At the NYU Langone Health’s Perlmutter Cancer Center, a team headed by scientists has determined a gene that forces the development of the second most common type of lung carcinoma. This provides greater knowledge of how the disease may be treated someday.
At present, there is no availability of approved, targeted, first-line therapy for lung squamous carcinoma (LUSC), a cancer type that develops in cell layers lining the organ and is accountable for 20 to 30% of lung carcinoma deaths.
However, the new study, reported in the January 9th edition of Cancer Cell, discovered that deleting a gene called KMT2D caused normal (basal) lung cells grown in complicated cultures known as organoids to convert into LUSC cells.
The study authors feel that KMT2D controls the activity of genes allowing the building of proteins called tyrosine phosphatases and enzymes that restrain cell growth. This promotes signals sent via another enzyme set known as receptor tyrosine kinases (RTKs).
The availability of two RTKs, named EGFR and ERBB2, is recognized to be a part of the abnormal activation of the RTK-RAS signaling pathway, wherein a molecular switch frequently gets “stuck in the on mode,” thereby causing cells to constantly multiply as part of cancer.
Our study identifies KMT2D as a pivotal contributor to the development of lung squamous cancers, and offers vital clues about how to target KMT2D-deficient LUSC. The same genetic changes that cause the gene to contribute to cancer also create tumors that are very sensitive to existing drugs that target a related pathway.”
Kwok Kin-Wong, MD, PhD, Study Co-Corresponding Author and Director, Division of Hematology and Medical Oncology, Grossman School of Medicine, New York University
New approaches suggested
The new study performed verifies prior proof that the KMT2D gene encodes a protein (a histone methyltransferase) identifying the degree to which the tyrosine phosphatase genes could be approached by the cellular machinery trying to read them.

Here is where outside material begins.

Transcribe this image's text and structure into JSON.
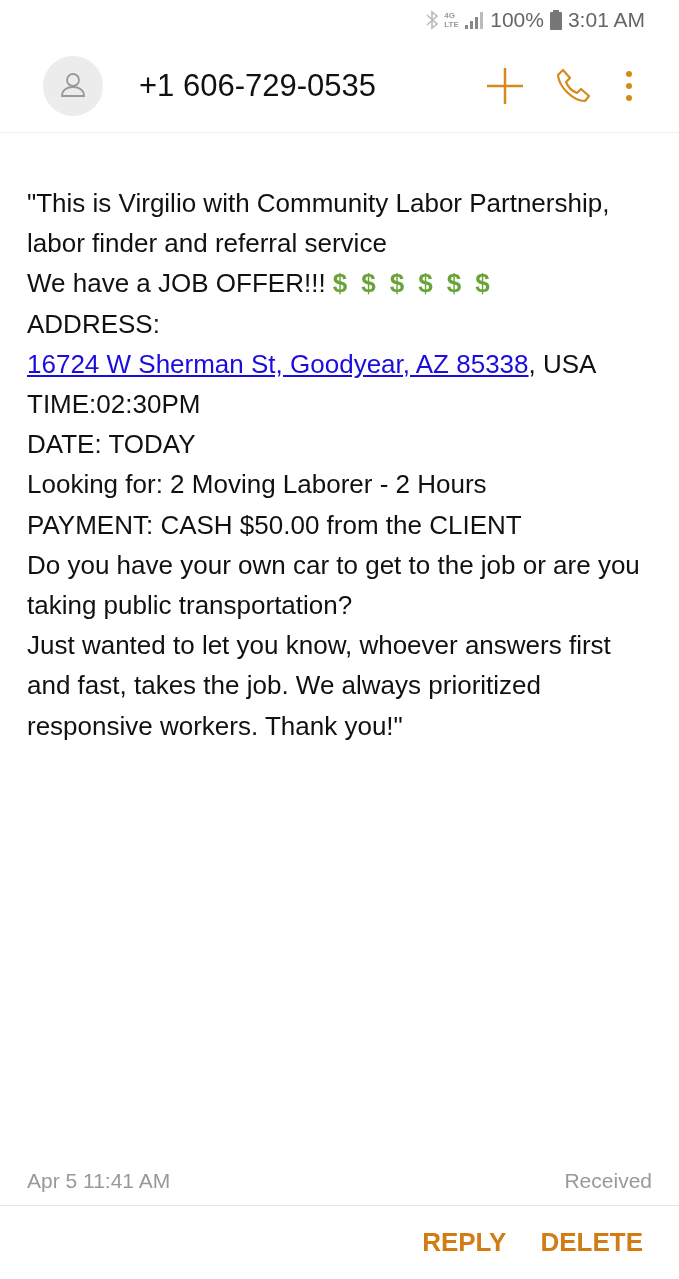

With the improved insights into LUSC mechanisms leading from the new work, the research group picked to test in study mice a combination of two drugs—named pan-ERBB inhibitor afatinib and SHP2 inhibitor SHP099.
ERBB has been made highly active by KMT2D signaling flaws, and the enzyme SHP shows up in the RTK-KAS pathway, much similar to EGFR and ERBB2, which are imparted to be highly active by the lack of KMT2D.
The group considered that the experimental drugs that have been developed to hinder SHP might also oppose the effect of KMT2D deficiency when utilized together with the ERBB inhibitor.
Certainly, they discovered that the combination decelerated lung tumor growth in mice with LUSC that had been contrived to lack KMT2D, and also in tumors in mice that have been derived from the human LUSC tumors along with KMT2D mutations.
Multiple SHP2 inhibitors are currently testing in clinical trials, and afatinib is already available. Our findings warrant the design of clinical trials that test these therapies in KMT2D-deficient patients with LUSC.”
Hua Zhang, MD, PhD, Study Co-Corresponding Author and Formerly an Instructor, Department of Medicine, Grossman School of Medicine, New York University
At present, Zhang is working as an assistant professor in the Department of Medicine, Division of Hematology and Oncology, at the University of Pittsburgh School of Medicine and UPMC Hillman Cancer Center.